A take-charge attitude at work typically earns men positive performance reviews, but for women, assertiveness only gets them so far. Although workplace evaluations are supposed to be merit-based, the study finds that gender bias too often influences how supervisors rate employees, resulting in women having to meet a higher bar than their male colleagues to advance professionally.

Published in the American Sociological Review, the paper pinpoints how and when managers’ beliefs about gender enter their evaluations of workers.

“Where we find the bigger biases are in evaluations of people’s personalities, their future potential, and on the mentions of exceptionalism,” says study coauthor Shelley J. Correll, professor of organizational behavior (by courtesy) at Stanford University Graduate School of Business. “So if we want to get rid of biases, we need to look at the areas where biases are more likely—personality, potential, and who’s truly exceptional.”

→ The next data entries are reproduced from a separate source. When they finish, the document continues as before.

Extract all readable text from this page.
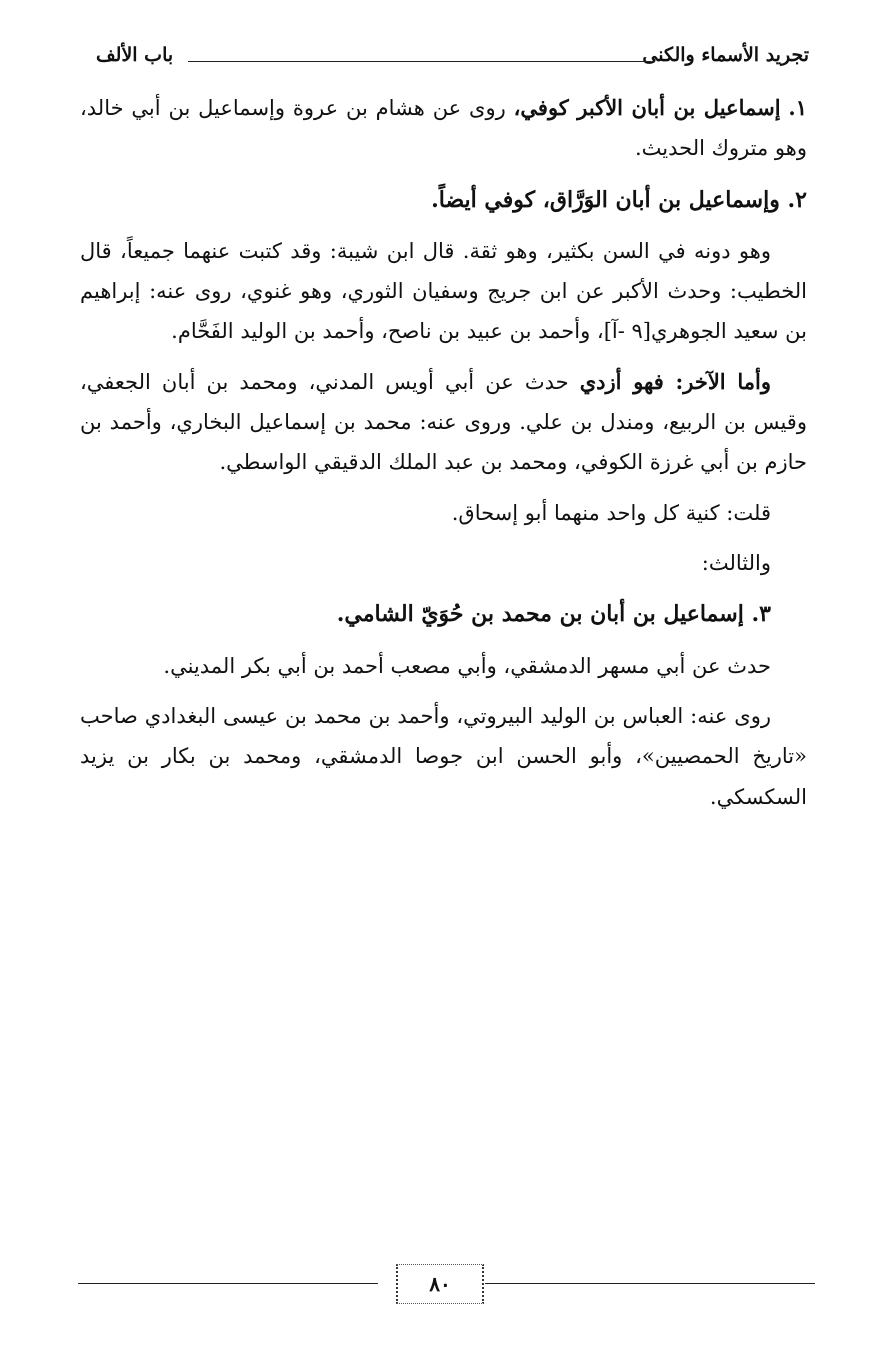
تجريد الأسماء والكنى
باب الألف

١. إسماعيل بن أبان الأكبر كوفي، روى عن هشام بن عروة وإسماعيل بن أبي خالد، وهو متروك الحديث.

٢. وإسماعيل بن أبان الوَرَّاق، كوفي أيضاً.

وهو دونه في السن بكثير، وهو ثقة. قال ابن شيبة: وقد كتبت عنهما جميعاً، قال الخطيب: وحدث الأكبر عن ابن جريج وسفيان الثوري، وهو غنوي، روى عنه: إبراهيم بن سعيد الجوهري[٩ -آ]، وأحمد بن عبيد بن ناصح، وأحمد بن الوليد الفَحَّام.

وأما الآخر: فهو أزدي حدث عن أبي أويس المدني، ومحمد بن أبان الجعفي، وقيس بن الربيع، ومندل بن علي. وروى عنه: محمد بن إسماعيل البخاري، وأحمد بن حازم بن أبي غرزة الكوفي، ومحمد بن عبد الملك الدقيقي الواسطي.

قلت: كنية كل واحد منهما أبو إسحاق.

والثالث:

٣. إسماعيل بن أبان بن محمد بن حُوَيّ الشامي.

حدث عن أبي مسهر الدمشقي، وأبي مصعب أحمد بن أبي بكر المديني.

روى عنه: العباس بن الوليد البيروتي، وأحمد بن محمد بن عيسى البغدادي صاحب «تاريخ الحمصيين»، وأبو الحسن ابن جوصا الدمشقي، ومحمد بن بكار بن يزيد السكسكي.

٨٠
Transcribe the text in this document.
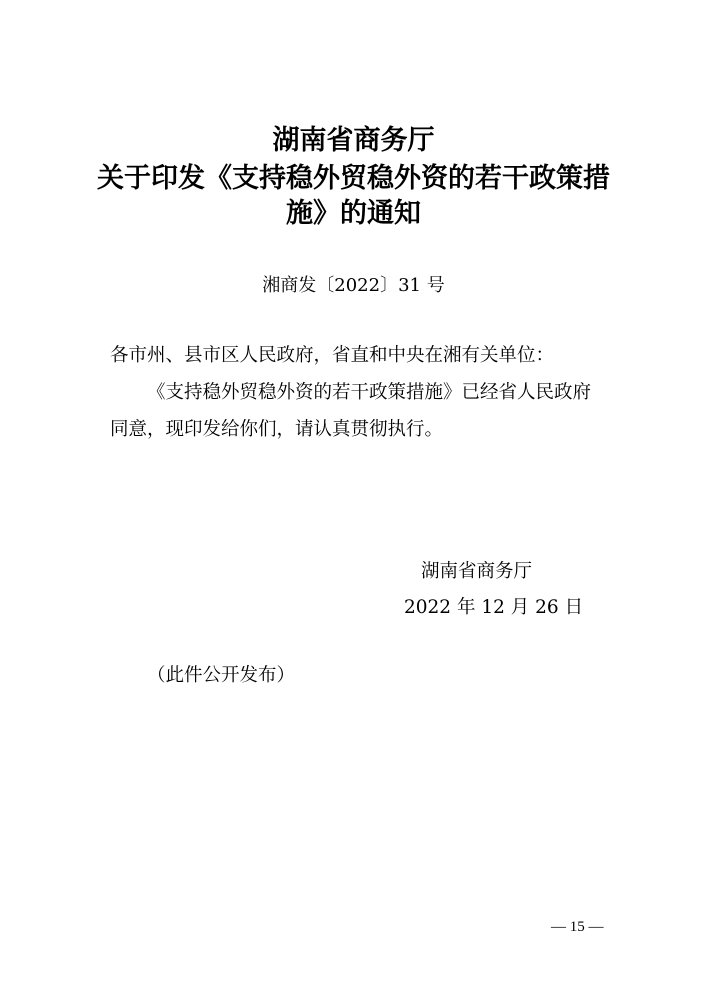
湖南省商务厅
关于印发《支持稳外贸稳外资的若干政策措
施》的通知
湘商发〔2022〕31 号
各市州、县市区人民政府，省直和中央在湘有关单位：
《支持稳外贸稳外资的若干政策措施》已经省人民政府
同意，现印发给你们，请认真贯彻执行。
湖南省商务厅
2022 年 12 月 26 日
（此件公开发布）
— 15 —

Correll worked with coauthors Alison T. Wynn and JoAnne Wehner, both research associates with the Stanford VMware Women’s Leadership Innovation Lab, and Katherine Weisshaar, who earned her PhD in sociology from Stanford in 2016 and is now an assistant professor of sociology at the University of North Carolina, Chapel Hill.

They meticulously coded the language used in performance reviews of employees at a Fortune 500 technology company and analyzed the numeric ratings on worker evaluations. Using the “viewing and valuing social cognitive processing” model, the scholars identified which employee behaviors managers noticed (viewed) and which ones they rated highly (valued).